第2話 インキャ

 『呪ってやる』――これは飽くまで凛ちゃんのだ。

 凛ちゃんが幽霊になったばかりの頃、


「幽霊になったら、やっぱり呪ったりできるようになるんだ?」


 と凛ちゃんに訊ねたら、


 ――分かんない。出来るかもしれないし、出来ないかもしれない。少なくともやり方は知らない。生きてるときと変わんない。


 と返された。


 ところで僕は「呪い」それ自体は実際に存在すると思う。特に「学校」という場では。

 決して「学校の怪談」について話しをしている訳ではない。僕が云う呪いとは、いわゆるペルソナのことだ。レッテルとも言えるだろう。

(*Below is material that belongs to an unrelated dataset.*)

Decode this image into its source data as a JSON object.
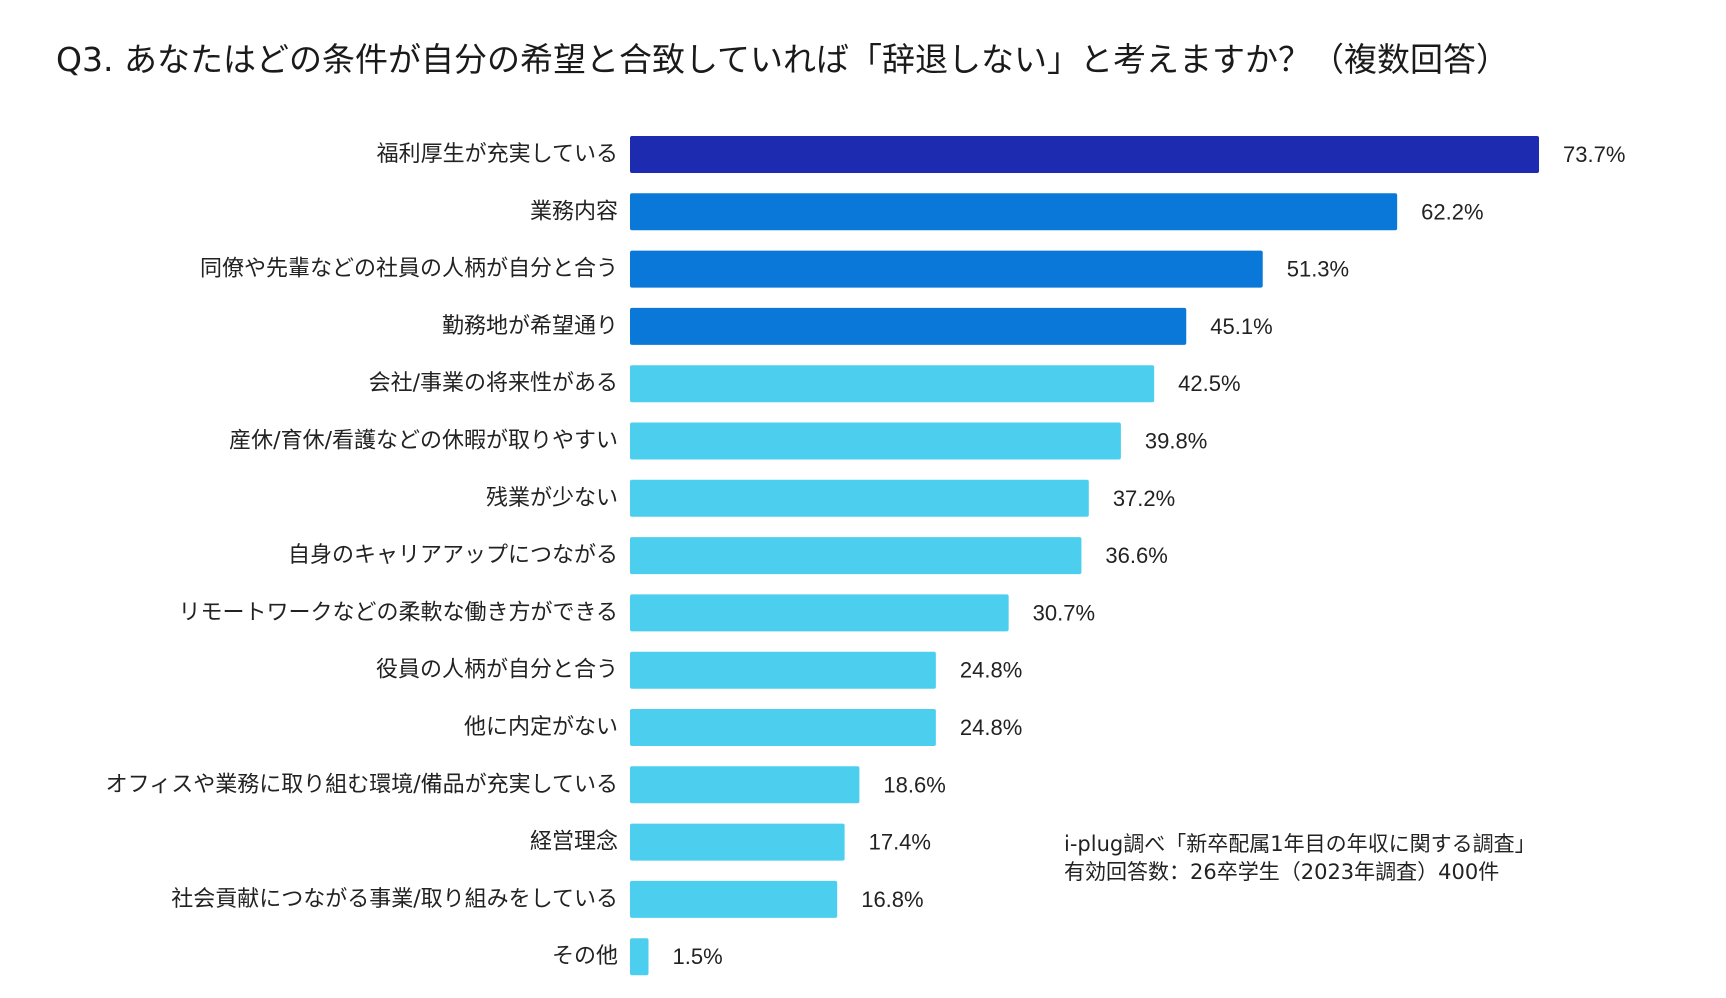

 クラスのリーダーは、リーダーとしてみんなを引っ張っていかないといけないし、ムードメーカーはどんなときも雰囲気を盛り上げないとけない。ガリ勉は、常に勉強に励まないといけないし、アイドルは可愛くなくてはいけない。――このようにみな呪われている。もし、与えられた役目を全うしない、あるいは逸脱したら、その報いを受ける。呪術的に結びあった僕たちはこうして全国に無数に存在する学校というもののその一つを構成する。


 僕の呪い?――それは凛ちゃんが言ったように「インキャ」だ。


 もはや、いつの頃だったか記憶にはないが、初めて「インキャ」という言葉を聞いたとき、「なるほど」と妙に感心した覚えがある。

 それまでは自分は、「暗いやつ」だった。僕はそれに対して違和感をいつも抱えていた。


(暗いやつ、その反対は明るいやつ。なんだ、それ?人間って電灯かなにかか?)


 発光する前提が無ければそれ自体の明闇の議論なんて普通はしない。人は本来、明るくあるべきなのに――そういう含みが「暗いやつ」という言葉にあるような気がしていた。


 一方で「インキャ」はどうだろうか。インキャのインは「陰気」から来ているらしい。

 「陰気」はなんというか、好んで取り入れたものや、自然ととどまってしまう環境により身にまとうようになった空気の話しだ。ただただ「そういう生態の生き物」ということであり、それ以上でもそれ以下でもない。だから、僕はインキャと思われることに何も嫌な気はしないし、インキャを自分のペルソナとして受け止め、違和感を感じることなくそう振る舞っている。


 ところで、その話しを凛ちゃんにしたら


 ――意味わかんない。結局、何が違うの?どのみち、モテないでしょ?


 と一刀両断に突き放された。僕は何も言い返せなかった。


 ――インキャってそんなことをうだうだ考えているの?考え過ぎ。


 考え過ぎ、凛ちゃんにそんなふうに言われたのはその時ばかりではない。しょっちゅうだ。

 例えばこんなことがあった。


「ねえ、幽霊ってやっぱり視力悪くなったりするの?」


 僕の脈絡のない質問に凛ちゃんはぽかんとした。


 ――何の話?


「いや、視力落ちるんだろうなと思って」


 ――なんで?


「目ん玉ってさ、網膜で光集めて、集まった光に視神経が反応してる訳じゃん?凛ちゃんみたいに透明だと、光が網膜を通過しちゃうから、十分な光が集まらなそう」


 ――分けわからん。


「分かんない?つまり……」


 僕が補足しようとすると、凛ちゃんはそれを遮った。


 ――もういいよ、その話し。インキャってひとりでそんなことばっか、考えてるんだね。


 話しが脱線してしまった。学校の呪いについて話しを戻そう。

 先ほど言った通り、僕は「インキャ」という呪いを誰からともなくかけられ、そして僕はそれを受け入れている。本音だ。

 ただ「インキャ」に対する認識が甘かった。教室で「存在しないやつ」として過ごせばいいだけだと思っていたが、「インキャ」の役割はそれだけでは無かった。――「インキャ」は「ヨウキャ」のおもちゃでもあったのだ。